理解すべきなのは、本セクションで説明される内容は、本開示の実施形態の重要な又は肝心な特徴を標識することでもなく、本開示の範囲を制限することでもない。本開示の他の特徴は、以下の明細書により容易に理解されるであろう。 It should be understood that nothing described in this section is intended to mark key or essential features of the embodiments of the disclosure or to limit the scope of the disclosure. Other features of the present disclosure will be readily understood from the following specification.

図面は、本技術案をより良く理解するためのものであり、本願に制限されない。図面において、
本開示の第１実施形態に係る概略図である。本開示の第２実施形態に係る概略図である。本開示の第３実施形態に係る概略図である。本開示の第４実施形態に係る概略図である。本開示の第５実施形態に係る概略図である。本開示の第６実施形態に係る概略図である。本開示の第７実施形態に係る概略図である。本開示の実施形態を実装するために使用され得る一例の電子デバイス８００の概略ブロック図を示す。 The drawings are for better understanding of the present technical solution and are not limiting in the present application. In the drawing:
1 is a schematic diagram according to a first embodiment of the present disclosure; FIG. FIG. 4 is a schematic diagram according to a second embodiment of the present disclosure; FIG. 11 is a schematic diagram according to a third embodiment of the present disclosure; FIG. 11 is a schematic diagram according to a fourth embodiment of the present disclosure; FIG. 11 is a schematic diagram according to a fifth embodiment of the present disclosure; FIG. 11 is a schematic diagram according to a sixth embodiment of the present disclosure; FIG. 11 is a schematic diagram according to a seventh embodiment of the present disclosure; FIG. 8 shows a schematic block diagram of an example electronic device 800 that may be used to implement embodiments of the present disclosure.

以下、図面に基づいて、本開示の例示的な実施例を説明する。理解を容易にするために、本開示の実施例の様々な詳細が含まれており、それらは単なる例示と見なされるべきである。従って、当業者は、本開示の範囲及び精神から逸脱することなく、本明細書に記載の実施形態に対して様々な変更及び修正を行うことができることを認識するはずである。同様に、簡明のために、以下の説明では、よく知られた機能と構造の説明は省略される。 Exemplary embodiments of the present disclosure will now be described with reference to the drawings. Various details of the embodiments of the disclosure are included for ease of understanding and should be considered as exemplary only. Accordingly, those skilled in the art should appreciate that various changes and modifications can be made to the embodiments described herein without departing from the scope and spirit of the disclosure. Similarly, for the sake of clarity, descriptions of well-known functions and constructions are omitted in the following description.
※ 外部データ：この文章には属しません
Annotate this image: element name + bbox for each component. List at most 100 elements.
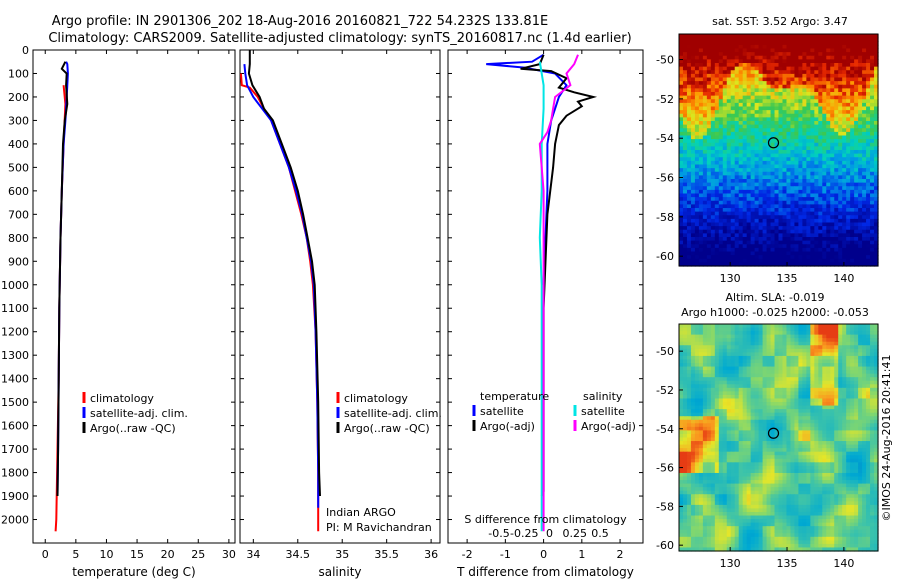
sst-cell [698, 186, 704, 191]
sst-cell [874, 135, 879, 140]
sla-cell [786, 370, 792, 375]
sst-cell [862, 204, 867, 209]
sst-cell [718, 139, 724, 144]
sst-cell [810, 233, 815, 238]
sst-cell [754, 52, 760, 57]
sla-cell [842, 355, 847, 361]
sst-cell [746, 139, 752, 144]
sst-cell [710, 197, 716, 202]
sla-cell [838, 324, 843, 329]
sla-cell [874, 402, 879, 407]
sla-cell [802, 426, 807, 432]
sst-cell [726, 41, 732, 46]
sla-cell [726, 409, 732, 414]
sst-cell [714, 70, 720, 75]
sst-cell [858, 171, 863, 176]
sst-cell [786, 211, 792, 216]
sst-cell [822, 200, 827, 205]
sst-cell [870, 139, 875, 144]
sst-cell [734, 146, 740, 151]
sst-cell [854, 222, 859, 227]
sst-cell [806, 153, 811, 158]
sst-cell [742, 251, 748, 256]
sla-cell [762, 324, 768, 329]
sst-cell [722, 81, 728, 86]
sst-cell [774, 211, 780, 216]
sla-cell [742, 373, 748, 378]
sst-cell [826, 55, 831, 60]
sla-cell [679, 394, 684, 400]
sla-cell [846, 366, 851, 371]
sst-cell [770, 110, 776, 115]
sla-cell [698, 348, 704, 353]
sst-cell [710, 150, 716, 155]
sst-cell [822, 77, 827, 82]
sst-cell [842, 117, 847, 122]
sst-cell [794, 110, 799, 115]
sst-cell [718, 247, 724, 253]
sla-cell [714, 426, 720, 432]
sla-cell [698, 327, 704, 332]
sst-cell [790, 92, 796, 97]
sst-cell [690, 102, 696, 108]
sst-cell [722, 88, 728, 93]
sst-cell [834, 237, 839, 242]
sst-cell [710, 73, 716, 79]
sla-cell [870, 334, 875, 339]
sst-cell [782, 106, 788, 111]
sla-cell [758, 380, 764, 385]
sst-cell [730, 44, 736, 50]
sla-cell [730, 363, 736, 368]
sst-cell [726, 99, 732, 104]
sla-cell [830, 384, 835, 389]
sla-cell [822, 359, 827, 364]
sst-cell [814, 193, 819, 198]
sst-cell [682, 95, 688, 100]
sst-lat-label: -58 [656, 211, 674, 224]
sst-cell [850, 157, 855, 162]
sst-cell [742, 189, 748, 195]
sst-cell [834, 102, 839, 108]
sla-cell [730, 416, 736, 421]
sla-cell [766, 345, 772, 350]
sst-cell [838, 258, 843, 263]
sst-cell [690, 139, 696, 144]
sla-cell [694, 394, 700, 400]
sla-cell [786, 334, 792, 339]
sst-cell [750, 164, 756, 169]
sst-cell [762, 84, 768, 89]
sst-cell [738, 237, 744, 242]
sla-cell [814, 426, 819, 432]
sla-cell [690, 384, 696, 389]
sst-cell [679, 240, 684, 245]
sst-cell [794, 247, 799, 253]
sst-cell [758, 66, 764, 71]
sla-cell [814, 419, 819, 424]
sst-cell [870, 113, 875, 118]
sla-cell [834, 419, 839, 424]
sst-cell [778, 189, 784, 195]
sst-cell [794, 77, 799, 82]
sst-cell [746, 164, 752, 169]
sla-cell [750, 405, 756, 410]
sst-cell [838, 222, 843, 227]
sst-cell [778, 37, 784, 42]
sst-cell [850, 66, 855, 71]
sla-cell [694, 366, 700, 371]
sst-cell [786, 146, 792, 151]
sst-cell [770, 117, 776, 122]
sst-cell [814, 73, 819, 79]
sla-cell [874, 334, 879, 339]
sst-cell [770, 84, 776, 89]
sst-cell [838, 251, 843, 256]
sst-cell [722, 208, 728, 213]
sst-cell [814, 34, 819, 39]
sst-cell [814, 157, 819, 162]
sst-cell [734, 117, 740, 122]
sst-lon-label: 130 [720, 272, 741, 285]
sst-cell [834, 41, 839, 46]
sla-cell [826, 324, 831, 329]
sst-cell [826, 204, 831, 209]
sst-cell [774, 139, 780, 144]
sla-cell [722, 409, 728, 414]
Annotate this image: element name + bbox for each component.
明らかに、記載された実施形態は、本開示の一部の実施形態であり、全ての実施形態ではない。本開示の実施形態に基づいて、当業者が創造的な労働をしていないという前提の下で得た他のすべての実施形態は、本開示の保護の範囲に属する。 Apparently, the described embodiments are some but not all embodiments of the present disclosure. All other embodiments obtained by persons skilled in the art based on the embodiments of the present disclosure under the premise that they have not done creative work fall within the protection scope of the present disclosure.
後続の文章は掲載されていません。